Bushwick residents deserve a plan that prioritizes the needs of the existing community and their goals outlined in the Bushwick Community Plan, including the creation of additional and more deeply affordable housing, protections against residential displacement, and access to quality jobs. Although the City’s rezoning proposal incorporates some strategies with these goals in mind, the Municipal Art Society of New York (MAS) sees an opportunity for an alternative plan that achieves necessary growth in harmony with local needs.
Download TestimonyDevelopment under the rezoning is expected to bring 18,000 new residents and over 6,000 new workers to Bushwick. With this scale of change, it is vitally important that the Final Scope of Work and Draft Environmental Impact Statement pay special attention to a number of important factors.
First, the Reasonable Worst Case Development Scenario in the Draft Scope of Work underestimates future development and the expected increase in population by excluding 39 identified potential development sites. Moreover, MAS’s preliminary analysis shows that many of these sites border lots that have been deemed likely to be developed. These lots must be considered together and included in the future development scenario. Any underestimation of future development would lead to unreliable and inadequate impact evaluations and would expose residents to the very impacts the community plan seeks to prevent.

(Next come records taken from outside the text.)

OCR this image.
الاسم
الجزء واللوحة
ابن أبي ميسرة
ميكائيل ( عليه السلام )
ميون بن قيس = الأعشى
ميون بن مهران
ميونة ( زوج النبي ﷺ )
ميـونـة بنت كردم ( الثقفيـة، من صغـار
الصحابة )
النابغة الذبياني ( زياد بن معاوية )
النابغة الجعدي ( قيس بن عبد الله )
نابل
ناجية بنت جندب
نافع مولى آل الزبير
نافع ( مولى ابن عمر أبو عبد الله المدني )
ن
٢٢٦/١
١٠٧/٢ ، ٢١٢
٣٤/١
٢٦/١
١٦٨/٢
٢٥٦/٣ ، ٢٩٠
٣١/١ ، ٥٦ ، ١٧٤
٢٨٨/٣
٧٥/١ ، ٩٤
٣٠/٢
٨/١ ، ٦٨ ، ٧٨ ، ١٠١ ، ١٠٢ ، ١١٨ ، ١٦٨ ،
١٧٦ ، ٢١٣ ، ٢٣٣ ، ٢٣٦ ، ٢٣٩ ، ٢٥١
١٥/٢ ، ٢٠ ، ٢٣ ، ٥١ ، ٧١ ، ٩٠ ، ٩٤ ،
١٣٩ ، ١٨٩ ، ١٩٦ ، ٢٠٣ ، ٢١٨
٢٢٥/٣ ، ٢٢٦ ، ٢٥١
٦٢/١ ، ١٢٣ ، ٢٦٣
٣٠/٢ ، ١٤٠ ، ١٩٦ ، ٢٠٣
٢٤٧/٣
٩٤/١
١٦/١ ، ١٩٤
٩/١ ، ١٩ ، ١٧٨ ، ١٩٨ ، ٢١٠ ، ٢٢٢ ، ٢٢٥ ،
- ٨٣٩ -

Second, the level of housing affordability under the rezoning must represent the income levels of current residents and prevent further displacement of low-income families. With 54 percent of households being rent burdened and a median household income of $48,000 – slightly more than half of New York City’s AMI for a family of three – Bushwick needs the deepest level of affordability provided under MIH.
Third, the Bushwick Community Plan specifically requested that the rezoning protect and enhance access to quality manufacturing jobs by not mapping residential uses in existing manufacturing zones. Yet the City’s plan does just that. The plan’s proposed land use changes along the western Bushwick border do not exist in isolation. Immediately adjacent to the rezoning area, extensive land use changes are being studied for the North Brooklyn Industrial Business Zone (IBZ). Together, these land use actions pose a serious threat to affordable industrial rents and the retention and growth of quality manufacturing jobs, which has been the economic lifeblood of the neighborhood. Changes to the industrial zones included in the rezoning should be reviewed comprehensively with upcoming changes to the IBZ.
Finally, Bushwick is severely underserved by open space, with less than half of the acreage available to the average New Yorker and only about a quarter of the recommended goal under CEQR guidelines. To accommodate the influx of thousands of new residents and workers, the neighborhood desperately needs a comprehensive plan for creating new parks and playgrounds. The DEIS should outline strategies for adding quality new open space.
The Bushwick rezoning has the potential to transform an intricately functional mixed-use neighborhood into a less vibrant and diverse version of itself. It is critically important that the City’s plan protect longtime residents and business owners, and reflect a deeper understanding of the dynamics that give Bushwick its sense of place and community.
Thank you for the opportunity to speak. We will be submitting detailed written comments on this proposal.